# [SOLVED] Ethernet controller driver



## ianmackness (Aug 15, 2008)

Can anybody help me find a ethernet controller driver for a dell optilplex gx260

many thanks


----------



## Lester Noyes (Aug 16, 2008)

*Re: Ethernet controller driver*

Me too! - I had a Dell Dimension 9100 which never worked quite right. (Arrived dead, replaced the motherboard and sound card but it always behaved poorly; finally died.) My wife got a Dell Optiplex GX620 at her work and today I put the HD and two cards from the 9100 into the GX620. Everything worked EXCEPT: It says the "Ethernet Controller" isn't configured correctly "(Code 1)". Asks me to reinstall the drivers. Neither computer came with any CDs with drivers, etc., and I can't find anything which says what components I have. (The Dell list just give part numbers and unintelligble descriptions.) I have a similar problem with the TV tuner card. Need (I think) driver.
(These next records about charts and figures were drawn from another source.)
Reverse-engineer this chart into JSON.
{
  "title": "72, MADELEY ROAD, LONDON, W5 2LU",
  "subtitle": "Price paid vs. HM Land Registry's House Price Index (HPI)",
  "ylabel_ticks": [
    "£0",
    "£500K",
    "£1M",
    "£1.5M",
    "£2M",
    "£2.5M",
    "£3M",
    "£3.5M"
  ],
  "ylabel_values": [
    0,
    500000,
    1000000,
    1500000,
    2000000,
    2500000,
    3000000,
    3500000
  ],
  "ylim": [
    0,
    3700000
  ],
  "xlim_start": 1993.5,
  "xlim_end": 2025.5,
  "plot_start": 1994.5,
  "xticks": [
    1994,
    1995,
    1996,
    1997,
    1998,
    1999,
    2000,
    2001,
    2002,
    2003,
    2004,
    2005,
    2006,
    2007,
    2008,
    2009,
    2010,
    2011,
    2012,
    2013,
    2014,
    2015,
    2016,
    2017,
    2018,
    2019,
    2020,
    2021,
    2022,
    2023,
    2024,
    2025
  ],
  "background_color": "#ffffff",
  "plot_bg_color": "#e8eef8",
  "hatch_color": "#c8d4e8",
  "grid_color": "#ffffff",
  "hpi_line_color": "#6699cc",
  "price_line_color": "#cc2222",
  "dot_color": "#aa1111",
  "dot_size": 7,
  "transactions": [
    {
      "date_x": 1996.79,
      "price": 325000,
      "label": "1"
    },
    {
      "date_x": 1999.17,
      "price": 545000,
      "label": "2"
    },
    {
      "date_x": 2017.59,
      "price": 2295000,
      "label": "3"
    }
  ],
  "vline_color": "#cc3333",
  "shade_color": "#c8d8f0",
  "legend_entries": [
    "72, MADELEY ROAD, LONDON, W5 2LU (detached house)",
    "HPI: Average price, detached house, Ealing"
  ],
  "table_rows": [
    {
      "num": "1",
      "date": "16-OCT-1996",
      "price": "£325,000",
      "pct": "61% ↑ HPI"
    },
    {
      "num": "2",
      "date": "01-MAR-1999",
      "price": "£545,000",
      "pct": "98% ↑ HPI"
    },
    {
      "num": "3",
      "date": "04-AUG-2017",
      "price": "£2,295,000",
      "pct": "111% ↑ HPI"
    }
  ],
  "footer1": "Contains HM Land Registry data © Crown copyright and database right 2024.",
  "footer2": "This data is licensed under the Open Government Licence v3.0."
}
Any help greatly appreciated.


----------



## Old Rich (May 31, 2007)

*Re: Ethernet controller driver*








and welcome to the Forum

Go to the *Dell Support *website, enter your service tag and navigate to the dirvers for your pc


----------



## kodi (Jun 30, 2004)

*Re: Ethernet controller driver*

Drivers available *HERE*

Click on the + sign along side of Network

EDIT; These young blokes are too quick for me


----------



## Old Rich (May 31, 2007)

*Re: Ethernet controller driver*

Yeah . . but don't spell too good!!!


----------



## Lester Noyes (Aug 16, 2008)

*Re: Ethernet controller driver*

The problem is, when I go to the Dell website and look at drivers to download, I don't know what my ethernet device IS. Is there a program (like on the Macintosh) that tells me the NAME of every device and every piece of software in my computer? Somehow, no matter how I search, I can't find the name of the item for which I need a driver. It just says something generic, like "ethernet adaptor" -- no brand name, no model number. (I wonder if I have one at all...) Thanks for your help.


----------



## Old Rich (May 31, 2007)

*Re: Ethernet controller driver*

You can use the unknown Device Identifier . . it will usualy ID devices even without drivers

http://www.zhangduo.com/udi.html


----------



## Lester Noyes (Aug 16, 2008)

*Re: Ethernet controller driver*

Thanks a HEAP. Took me until the wee small hours but everything works now. 

May The Farce be with you,
Les


----------



## Old Rich (May 31, 2007)

*Re: Ethernet controller driver*










You can mark this thread as solved by clicking on the *Thread Tools *link in your first post . .


----------



## thinking (Sep 27, 2009)

*Re: Ethernet controller driver*

Thanks, guys. Same problem, efficiently solved with your help.
S


----------